Our screen successfully identified not only known methylation regulators such as TET1, TDG, and KDM2B but also functionally uncharacterized genes, including QSER1. Like the TET proteins, QSER1 safeguards bivalent promoters and poised enhancers (marked by H3K4me1 but not H3K27ac) against hypermethylation. However, distinct from the more general protective effect of the TET proteins on regulatory regions, QSER1 preferentially protects broad PRC2-bound and H3K27me3-marked regions and DNA methylation valleys (DMVs). Also known as DNA methylation canyons, DMVs identify large (≥5 kb) hypomethylated regions present in cells of many lineages and conserved across vertebrates. They are enriched with bivalent promoters, developmental genes, and transcription factors, including PAX6 and the HOX genes. QSER1 and TET1 showed high correlation in genomic occupancy measured by chromatin immunoprecipitation sequencing (ChIP-seq) and both were high at DMVs, whereas the binding of de novo methyltransferases DNMT3A and DNMT3B was excluded in DMVs and relatively enriched in the flanking regions. Further proteomic and genomic analyses revealed that QSER1 and TET1 share many common interacting proteins, depend on each other for efficient recruitment to DNA, and cooperate to limit the encroachment of DNMT3A and DNMT3B in DMVs. In addition, deleting DNMT3B reversed the hypermethylation in QSER1 knockout (KO) hESCs. Furthermore, combined KO of QSER1 and TET1 had a stronger impact on DNA methylation and gene expression than either single KO and resulted in a failure of hESC differentiation to PDX1+NKX6.1+ pancreatic progenitors.

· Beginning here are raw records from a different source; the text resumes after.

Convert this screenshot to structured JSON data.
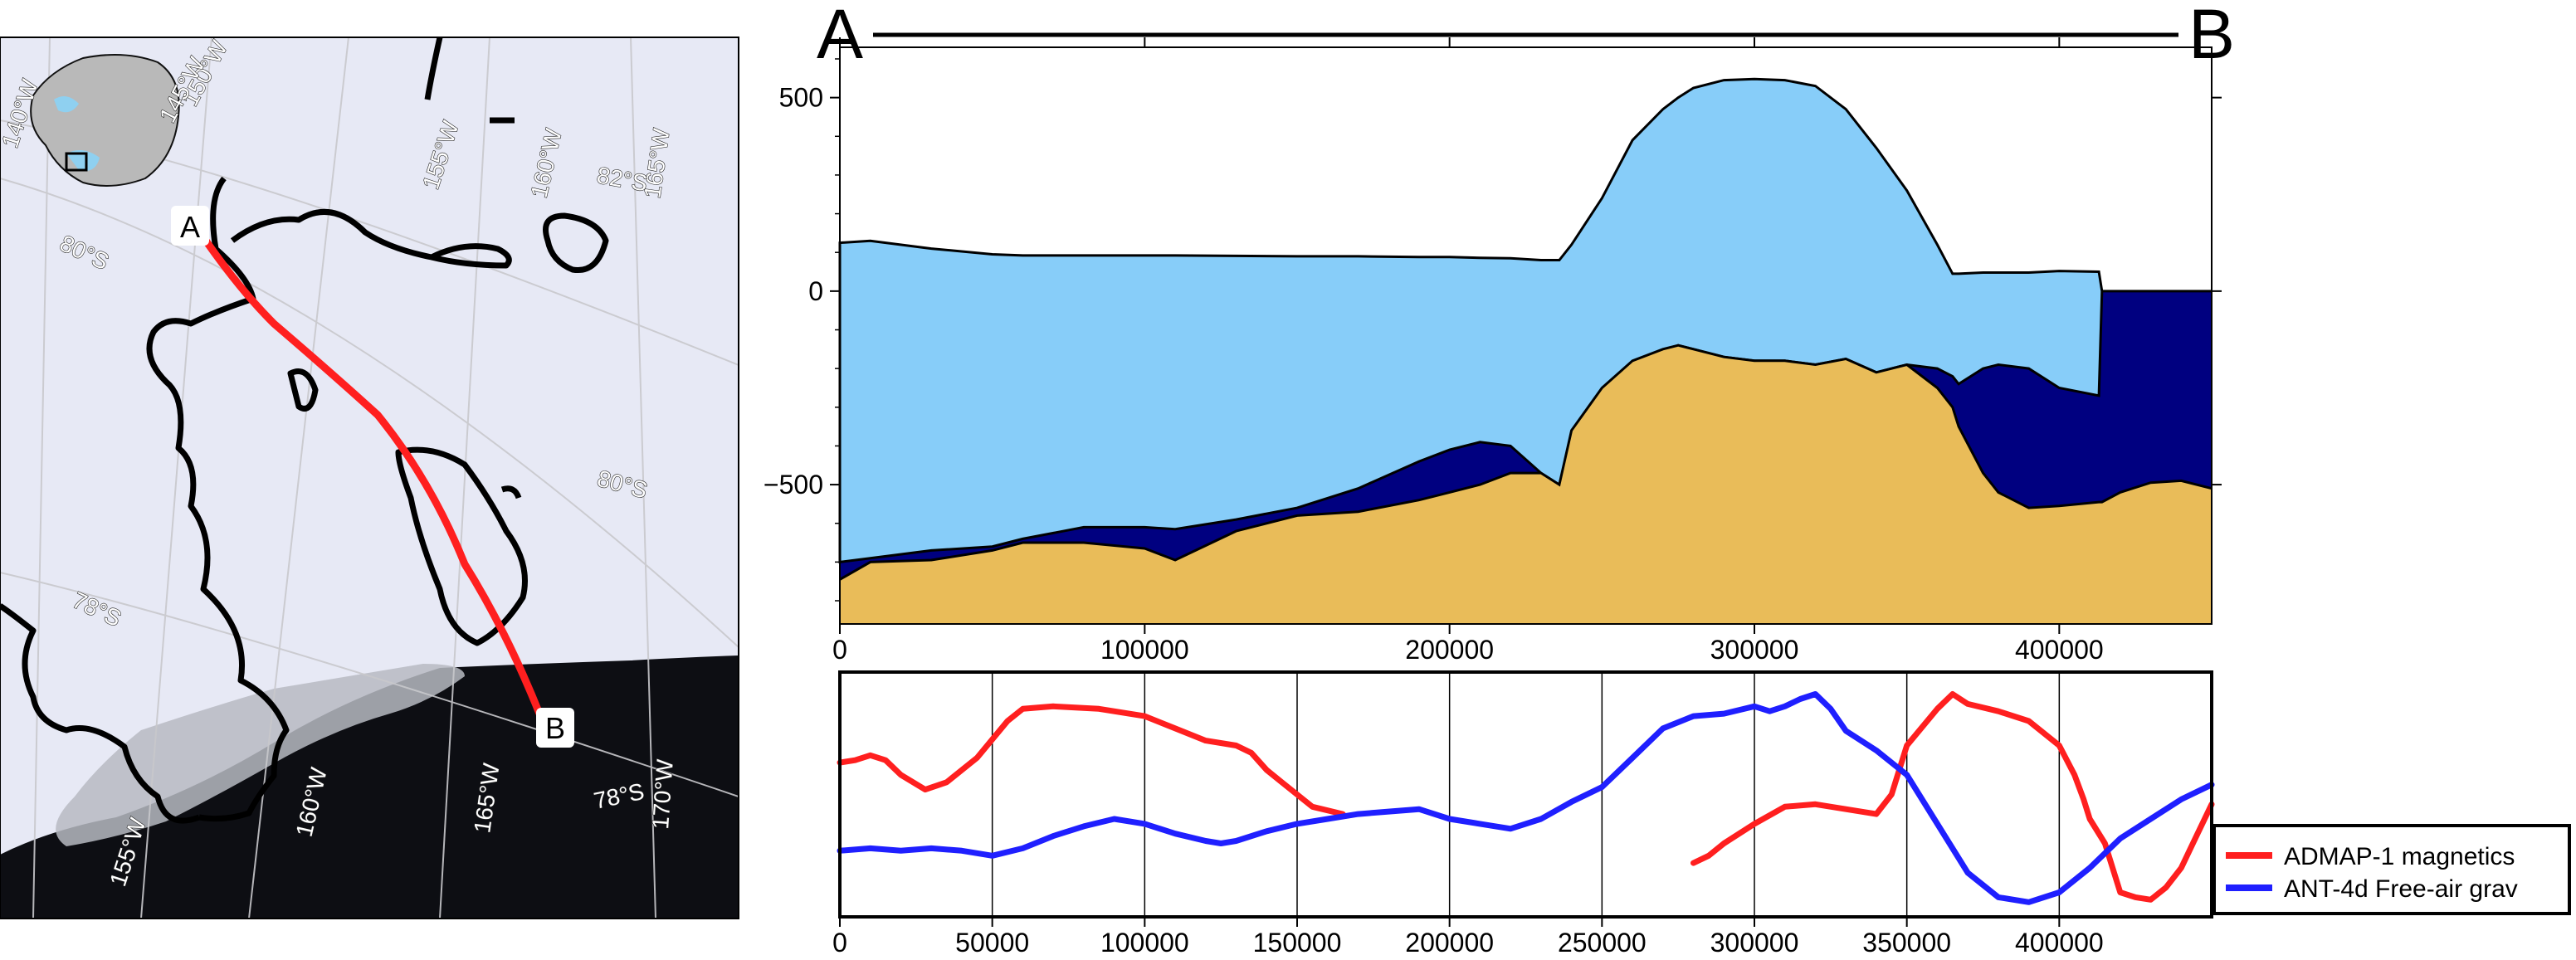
{
  "map": {
    "point_a": "A",
    "point_b": "B",
    "lon_labels": [
      "140°W",
      "145°W",
      "150°W",
      "155°W",
      "160°W",
      "165°W",
      "155°W",
      "160°W",
      "165°W",
      "170°W"
    ],
    "lat_labels": [
      "80°S",
      "80°S",
      "78°S",
      "78°S",
      "82°S"
    ],
    "colors": {
      "ice": "#e7e9f5",
      "ocean": "#0e0f14",
      "profile_line": "#ff1f1f",
      "grounding_line": "#000000",
      "continent": "#b9b9b9",
      "shelf": "#8fd0f0"
    }
  },
  "chart_data": [
    {
      "type": "area",
      "start_label": "A",
      "end_label": "B",
      "x_ticks": [
        0,
        100000,
        200000,
        300000,
        400000
      ],
      "y_ticks": [
        500,
        0,
        -500
      ],
      "xlim": [
        0,
        450000
      ],
      "ylim": [
        -860,
        630
      ],
      "layer_colors": {
        "ice": "#87cdf9",
        "water": "#000080",
        "rock": "#e9bc59"
      },
      "x": [
        0,
        10000,
        30000,
        50000,
        60000,
        80000,
        100000,
        110000,
        130000,
        150000,
        170000,
        190000,
        200000,
        210000,
        220000,
        230000,
        236000,
        240000,
        250000,
        260000,
        270000,
        275000,
        280000,
        290000,
        300000,
        310000,
        320000,
        330000,
        340000,
        350000,
        360000,
        365000,
        367000,
        375000,
        380000,
        390000,
        400000,
        413000,
        414000,
        420000,
        430000,
        440000,
        450000
      ],
      "ice_surface": [
        125,
        130,
        110,
        95,
        92,
        92,
        92,
        92,
        91,
        90,
        90,
        88,
        88,
        86,
        85,
        80,
        80,
        120,
        240,
        390,
        470,
        500,
        525,
        545,
        548,
        545,
        530,
        470,
        370,
        260,
        120,
        45,
        45,
        48,
        48,
        48,
        52,
        50,
        0,
        0,
        0,
        0,
        0
      ],
      "ice_base": [
        -700,
        -690,
        -670,
        -660,
        -640,
        -610,
        -610,
        -615,
        -590,
        -560,
        -510,
        -440,
        -410,
        -390,
        -400,
        -470,
        -500,
        -400,
        -280,
        -200,
        -170,
        -140,
        -150,
        -170,
        -180,
        -180,
        -190,
        -175,
        -210,
        -190,
        -200,
        -220,
        -240,
        -200,
        -190,
        -200,
        -250,
        -270,
        0,
        0,
        0,
        0,
        0
      ],
      "bed": [
        -745,
        -700,
        -695,
        -670,
        -650,
        -650,
        -665,
        -695,
        -620,
        -580,
        -570,
        -540,
        -520,
        -500,
        -470,
        -470,
        -500,
        -360,
        -250,
        -180,
        -150,
        -140,
        -150,
        -170,
        -180,
        -180,
        -190,
        -175,
        -210,
        -190,
        -250,
        -300,
        -350,
        -470,
        -520,
        -560,
        -555,
        -545,
        -545,
        -520,
        -495,
        -490,
        -510
      ]
    },
    {
      "type": "line",
      "x_ticks": [
        0,
        50000,
        100000,
        150000,
        200000,
        250000,
        300000,
        350000,
        400000
      ],
      "xlim": [
        0,
        450000
      ],
      "ylim": [
        0,
        1
      ],
      "legend": "bottom-right",
      "series": [
        {
          "name": "ADMAP-1 magnetics",
          "color": "#ff1f1f",
          "x": [
            0,
            5000,
            10000,
            15000,
            20000,
            28000,
            35000,
            45000,
            55000,
            60000,
            70000,
            85000,
            100000,
            110000,
            120000,
            130000,
            135000,
            140000,
            145000,
            155000,
            165000
          ],
          "y": [
            0.63,
            0.64,
            0.66,
            0.64,
            0.58,
            0.52,
            0.55,
            0.65,
            0.8,
            0.85,
            0.86,
            0.85,
            0.82,
            0.77,
            0.72,
            0.7,
            0.67,
            0.6,
            0.55,
            0.45,
            0.42
          ],
          "x2": [
            280000,
            285000,
            290000,
            300000,
            310000,
            320000,
            330000,
            340000,
            345000,
            350000,
            360000,
            365000,
            370000,
            380000,
            390000,
            400000,
            405000,
            408000,
            410000,
            415000,
            420000,
            425000,
            430000,
            435000,
            440000,
            445000,
            450000
          ],
          "y2": [
            0.22,
            0.25,
            0.3,
            0.38,
            0.45,
            0.46,
            0.44,
            0.42,
            0.5,
            0.7,
            0.85,
            0.91,
            0.87,
            0.84,
            0.8,
            0.7,
            0.58,
            0.48,
            0.4,
            0.3,
            0.1,
            0.08,
            0.07,
            0.12,
            0.2,
            0.33,
            0.46
          ]
        },
        {
          "name": "ANT-4d Free-air grav",
          "color": "#1f1fff",
          "x": [
            0,
            10000,
            20000,
            30000,
            40000,
            50000,
            60000,
            70000,
            80000,
            90000,
            100000,
            110000,
            120000,
            125000,
            130000,
            140000,
            150000,
            160000,
            170000,
            180000,
            190000,
            200000,
            210000,
            220000,
            230000,
            240000,
            250000,
            260000,
            270000,
            280000,
            290000,
            300000,
            305000,
            310000,
            315000,
            320000,
            325000,
            330000,
            340000,
            350000,
            360000,
            370000,
            380000,
            390000,
            400000,
            410000,
            420000,
            430000,
            440000,
            450000
          ],
          "y": [
            0.27,
            0.28,
            0.27,
            0.28,
            0.27,
            0.25,
            0.28,
            0.33,
            0.37,
            0.4,
            0.38,
            0.34,
            0.31,
            0.3,
            0.31,
            0.35,
            0.38,
            0.4,
            0.42,
            0.43,
            0.44,
            0.4,
            0.38,
            0.36,
            0.4,
            0.47,
            0.53,
            0.65,
            0.77,
            0.82,
            0.83,
            0.86,
            0.84,
            0.86,
            0.89,
            0.91,
            0.85,
            0.76,
            0.68,
            0.58,
            0.38,
            0.18,
            0.08,
            0.06,
            0.1,
            0.2,
            0.32,
            0.4,
            0.48,
            0.54
          ]
        }
      ]
    }
  ]
}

We show that QSER1 cooperates with TET1 to safeguard transcriptional and developmental programs from DNMT3-mediated de novo methylation at important genomic loci, especially in DMVs and bivalent promoters where hypermethylation has been linked to developmental disorders and cancers. Our work provides mechanistic insight into the region-specific regulation of the TET pathway and highlights the utility of unbiased genome-wide screens and locus-specific epigenetic measurements, including, but not limited to, DNA methylation for probing the epigenetic regulatory mechanisms relevant to human health.
DNA methylation is essential to mammalian development, and dysregulation can cause serious pathological conditions. Key enzymes responsible for deposition and removal of DNA methylation are known, but how they cooperate to regulate the methylation landscape remains a central question. Using a knockin DNA methylation reporter, we performed a genome-wide CRISPR-Cas9 screen in human embryonic stem cells to discover DNA methylation regulators. The top screen hit was an uncharacterized gene, QSER1, which proved to be a key guardian of bivalent promoters and poised enhancers of developmental genes, especially those residing in DNA methylation valleys (or canyons). We further demonstrate genetic and biochemical interactions of QSER1 and TET1, supporting their cooperation to safeguard transcriptional and developmental programs from DNMT3-mediated de novo methylation.